The book tries to answer the question of why psychopaths behave the way they do – either due to genetic, nurtural or environmental factors. 

‘A lot of information is present in the body language and interpersonal dynamics that occur during clinical interviews,’ he said. 

‘Decoding these interviews may provide useful details about the individual differences of the people being observed.’  

HOW TO SPOT A PSYCHOPATH 

Psychopaths display different traits depending on their disorder.

Common signs include superficial charm, a grandiose notion of self-worth, the need for stimulation and impulsiveness, pathological lying, the ability to manipulate others and a lack of remorse and empathy.

But despite the popular association, not all psychopaths become killers.

Experts claim people usually find psychopaths intriguing, but can’t put their finger on why. 

This is down to incongruous behaviour because psychopaths tend to do a lot of acting to deceive, or mimic normal reactions, sometimes changing their views and reactions quickly.

For example, Self-professed psychopath Jacob Wells said that upon meeting someone, he tries to become ‘the most interesting person they know’ and presumably adopts suitable interests and responses to do this.

His response also gives away another common trait – a grandiose notion of self-worth – in that he can be the most interesting person in the room.

Psychopaths occasionally tend to exhibit unconvincing emotional responses, with slip-ups including tone of voice or body language.

This may be because they are unable to understand emotions such as fear and love, but can mimic them.

Psychopaths display different traits depending on their disorder, but common signs include superficial charm and the ability to manipulate others. Despite the popular association, not all psychopaths become killers (stock image)

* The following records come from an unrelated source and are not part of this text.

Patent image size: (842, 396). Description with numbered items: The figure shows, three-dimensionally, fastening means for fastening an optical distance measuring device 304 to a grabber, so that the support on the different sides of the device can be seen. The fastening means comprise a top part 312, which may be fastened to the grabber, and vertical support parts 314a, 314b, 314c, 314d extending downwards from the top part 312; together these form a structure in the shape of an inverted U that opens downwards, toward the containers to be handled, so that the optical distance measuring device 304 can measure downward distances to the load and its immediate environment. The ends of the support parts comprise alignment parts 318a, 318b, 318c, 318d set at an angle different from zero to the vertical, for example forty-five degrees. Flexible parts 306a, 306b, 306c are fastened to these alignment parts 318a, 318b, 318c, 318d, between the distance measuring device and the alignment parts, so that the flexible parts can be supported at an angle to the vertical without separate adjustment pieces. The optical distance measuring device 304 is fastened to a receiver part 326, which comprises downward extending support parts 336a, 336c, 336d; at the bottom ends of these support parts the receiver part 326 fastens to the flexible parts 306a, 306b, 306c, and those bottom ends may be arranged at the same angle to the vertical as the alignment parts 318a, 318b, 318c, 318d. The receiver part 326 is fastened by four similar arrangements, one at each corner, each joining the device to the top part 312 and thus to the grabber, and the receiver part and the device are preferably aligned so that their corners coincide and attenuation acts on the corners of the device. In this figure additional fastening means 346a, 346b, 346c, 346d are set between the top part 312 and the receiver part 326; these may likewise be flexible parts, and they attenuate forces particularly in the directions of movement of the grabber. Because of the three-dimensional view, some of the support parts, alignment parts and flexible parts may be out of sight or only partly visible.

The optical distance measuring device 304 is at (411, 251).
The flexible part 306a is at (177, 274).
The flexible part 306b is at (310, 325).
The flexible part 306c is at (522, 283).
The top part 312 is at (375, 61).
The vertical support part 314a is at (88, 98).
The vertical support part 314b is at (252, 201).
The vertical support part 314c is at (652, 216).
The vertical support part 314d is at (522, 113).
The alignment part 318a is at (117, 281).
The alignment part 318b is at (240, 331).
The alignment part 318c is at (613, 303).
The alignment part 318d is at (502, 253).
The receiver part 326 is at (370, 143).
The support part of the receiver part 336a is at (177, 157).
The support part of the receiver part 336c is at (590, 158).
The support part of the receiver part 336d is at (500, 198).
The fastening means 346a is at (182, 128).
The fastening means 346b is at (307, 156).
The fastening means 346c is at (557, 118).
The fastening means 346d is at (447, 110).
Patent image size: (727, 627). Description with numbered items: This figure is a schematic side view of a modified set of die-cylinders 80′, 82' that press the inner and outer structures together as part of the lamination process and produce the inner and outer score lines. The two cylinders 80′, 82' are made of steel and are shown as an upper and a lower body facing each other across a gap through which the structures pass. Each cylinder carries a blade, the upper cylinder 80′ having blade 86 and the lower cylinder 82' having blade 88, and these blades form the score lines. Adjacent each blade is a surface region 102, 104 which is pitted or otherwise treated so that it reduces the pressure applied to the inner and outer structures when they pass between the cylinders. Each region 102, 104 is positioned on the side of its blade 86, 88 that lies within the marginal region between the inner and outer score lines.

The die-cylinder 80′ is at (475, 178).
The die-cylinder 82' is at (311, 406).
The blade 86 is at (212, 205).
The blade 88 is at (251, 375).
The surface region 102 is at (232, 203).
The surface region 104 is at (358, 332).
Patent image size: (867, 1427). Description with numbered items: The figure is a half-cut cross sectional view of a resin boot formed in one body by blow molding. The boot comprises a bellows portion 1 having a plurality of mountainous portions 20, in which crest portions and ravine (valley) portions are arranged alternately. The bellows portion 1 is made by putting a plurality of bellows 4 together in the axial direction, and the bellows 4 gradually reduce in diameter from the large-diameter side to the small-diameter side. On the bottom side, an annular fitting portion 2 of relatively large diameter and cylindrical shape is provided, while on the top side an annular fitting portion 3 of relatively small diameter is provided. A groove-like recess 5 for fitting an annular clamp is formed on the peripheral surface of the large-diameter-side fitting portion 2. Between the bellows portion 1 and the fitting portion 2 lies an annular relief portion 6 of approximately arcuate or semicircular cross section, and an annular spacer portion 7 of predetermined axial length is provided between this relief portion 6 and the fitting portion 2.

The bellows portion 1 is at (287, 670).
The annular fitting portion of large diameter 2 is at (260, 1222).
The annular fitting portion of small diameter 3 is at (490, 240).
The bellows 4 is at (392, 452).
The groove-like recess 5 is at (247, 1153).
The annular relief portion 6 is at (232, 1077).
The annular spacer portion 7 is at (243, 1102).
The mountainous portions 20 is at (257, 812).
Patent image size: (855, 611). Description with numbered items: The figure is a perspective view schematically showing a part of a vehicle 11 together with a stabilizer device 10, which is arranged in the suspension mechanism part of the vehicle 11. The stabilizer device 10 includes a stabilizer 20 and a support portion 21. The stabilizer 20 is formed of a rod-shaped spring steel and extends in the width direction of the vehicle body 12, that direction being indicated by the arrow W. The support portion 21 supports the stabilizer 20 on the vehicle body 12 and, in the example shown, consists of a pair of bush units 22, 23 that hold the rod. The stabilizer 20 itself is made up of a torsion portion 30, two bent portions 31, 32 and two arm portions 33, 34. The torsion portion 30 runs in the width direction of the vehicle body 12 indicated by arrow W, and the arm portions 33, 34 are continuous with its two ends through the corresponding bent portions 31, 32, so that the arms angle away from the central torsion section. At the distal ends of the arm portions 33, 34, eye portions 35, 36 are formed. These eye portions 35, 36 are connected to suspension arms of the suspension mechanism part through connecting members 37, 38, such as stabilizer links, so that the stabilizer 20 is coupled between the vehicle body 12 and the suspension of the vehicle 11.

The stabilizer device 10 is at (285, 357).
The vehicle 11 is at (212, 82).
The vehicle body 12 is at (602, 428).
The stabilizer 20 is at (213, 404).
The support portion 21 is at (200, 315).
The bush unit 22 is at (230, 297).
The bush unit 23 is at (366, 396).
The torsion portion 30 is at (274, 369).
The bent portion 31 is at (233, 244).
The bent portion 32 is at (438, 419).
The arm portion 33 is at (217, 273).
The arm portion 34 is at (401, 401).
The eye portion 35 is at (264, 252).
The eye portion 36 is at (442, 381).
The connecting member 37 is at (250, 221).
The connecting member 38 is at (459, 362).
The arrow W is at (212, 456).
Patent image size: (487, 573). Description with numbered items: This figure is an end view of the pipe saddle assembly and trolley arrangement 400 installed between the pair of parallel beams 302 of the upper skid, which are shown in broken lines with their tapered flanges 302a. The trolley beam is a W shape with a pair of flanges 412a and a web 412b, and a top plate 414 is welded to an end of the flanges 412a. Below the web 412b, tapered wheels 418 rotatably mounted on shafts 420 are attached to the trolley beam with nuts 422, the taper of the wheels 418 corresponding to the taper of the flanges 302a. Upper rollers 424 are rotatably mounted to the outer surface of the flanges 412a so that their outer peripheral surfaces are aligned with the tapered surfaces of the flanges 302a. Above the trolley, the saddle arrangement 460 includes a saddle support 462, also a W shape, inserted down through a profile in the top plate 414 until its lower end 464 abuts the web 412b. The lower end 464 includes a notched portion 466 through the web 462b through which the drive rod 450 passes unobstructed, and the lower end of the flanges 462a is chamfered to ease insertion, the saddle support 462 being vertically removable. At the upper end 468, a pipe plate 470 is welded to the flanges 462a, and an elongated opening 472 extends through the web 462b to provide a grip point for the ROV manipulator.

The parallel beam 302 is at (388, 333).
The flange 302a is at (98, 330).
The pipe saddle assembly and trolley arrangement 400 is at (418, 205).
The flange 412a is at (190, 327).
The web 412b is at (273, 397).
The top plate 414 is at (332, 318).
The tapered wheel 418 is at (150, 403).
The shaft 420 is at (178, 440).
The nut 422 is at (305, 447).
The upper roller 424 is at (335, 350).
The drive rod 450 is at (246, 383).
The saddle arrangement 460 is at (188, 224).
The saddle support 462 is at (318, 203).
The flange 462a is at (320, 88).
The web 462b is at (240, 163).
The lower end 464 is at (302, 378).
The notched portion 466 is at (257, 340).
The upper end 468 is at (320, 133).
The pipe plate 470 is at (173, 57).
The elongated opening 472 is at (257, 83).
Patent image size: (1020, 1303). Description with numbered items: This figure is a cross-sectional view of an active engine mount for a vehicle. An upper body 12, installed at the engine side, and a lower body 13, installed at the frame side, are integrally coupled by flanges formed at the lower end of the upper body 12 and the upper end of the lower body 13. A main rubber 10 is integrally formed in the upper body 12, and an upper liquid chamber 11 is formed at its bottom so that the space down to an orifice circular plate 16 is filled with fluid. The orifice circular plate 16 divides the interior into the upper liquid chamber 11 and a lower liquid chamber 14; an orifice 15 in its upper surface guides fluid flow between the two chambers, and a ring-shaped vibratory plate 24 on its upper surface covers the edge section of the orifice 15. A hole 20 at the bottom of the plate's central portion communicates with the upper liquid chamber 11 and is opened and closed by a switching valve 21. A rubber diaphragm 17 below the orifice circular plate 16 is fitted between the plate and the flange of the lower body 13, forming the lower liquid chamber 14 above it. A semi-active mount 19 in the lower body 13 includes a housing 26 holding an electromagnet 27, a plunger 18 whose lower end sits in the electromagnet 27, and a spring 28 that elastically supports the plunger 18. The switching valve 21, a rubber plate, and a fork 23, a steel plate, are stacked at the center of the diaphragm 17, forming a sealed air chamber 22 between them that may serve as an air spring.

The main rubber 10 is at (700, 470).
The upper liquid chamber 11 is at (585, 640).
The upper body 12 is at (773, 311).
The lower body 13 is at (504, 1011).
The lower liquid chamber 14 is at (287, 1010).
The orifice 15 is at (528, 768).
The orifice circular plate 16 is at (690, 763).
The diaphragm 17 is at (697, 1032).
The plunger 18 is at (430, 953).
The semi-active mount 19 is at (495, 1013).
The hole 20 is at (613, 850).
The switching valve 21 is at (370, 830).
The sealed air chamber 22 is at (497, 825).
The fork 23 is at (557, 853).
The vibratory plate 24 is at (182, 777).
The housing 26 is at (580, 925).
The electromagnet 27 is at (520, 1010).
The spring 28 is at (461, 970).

Psychopaths display different traits depending on their disorder, but common signs include superficial charm and the ability to manipulate others. Despite the popular association, not all psychopaths become killers (stock image)

Generally psychopaths’ ’emotions’ are shallow and short-lived and there is a manipulative ulterior motive to showing them.

For example, Mr Wells said he offers to do favours and tells false secrets to people to gain their complete trust.

He also displays insincere charm – another trait associated with psychopaths.

He says: ‘I keep secrets, and tell them fake secrets to further gain their trust, and once they trust me enough, I ask for favours, reminding them of the favours I did them. I can get literally anything from them, which is incredibly useful.’

Psychopaths typically display an incredible ability to manipulate others and sometimes take pleasure in doing so. 

Psychopaths often have an air of superiority about them, perhaps shown by Mr Wells’ belief he can spot other psychopaths

Even expert Dr Hare, who came up with the Hare Psychopathy Checklist-Revised (PCL-R) used as a diagnostic tool to determine where someone lies on the psychopathy spectrum, warns that anyone can be duped during a short interaction with a psychopath.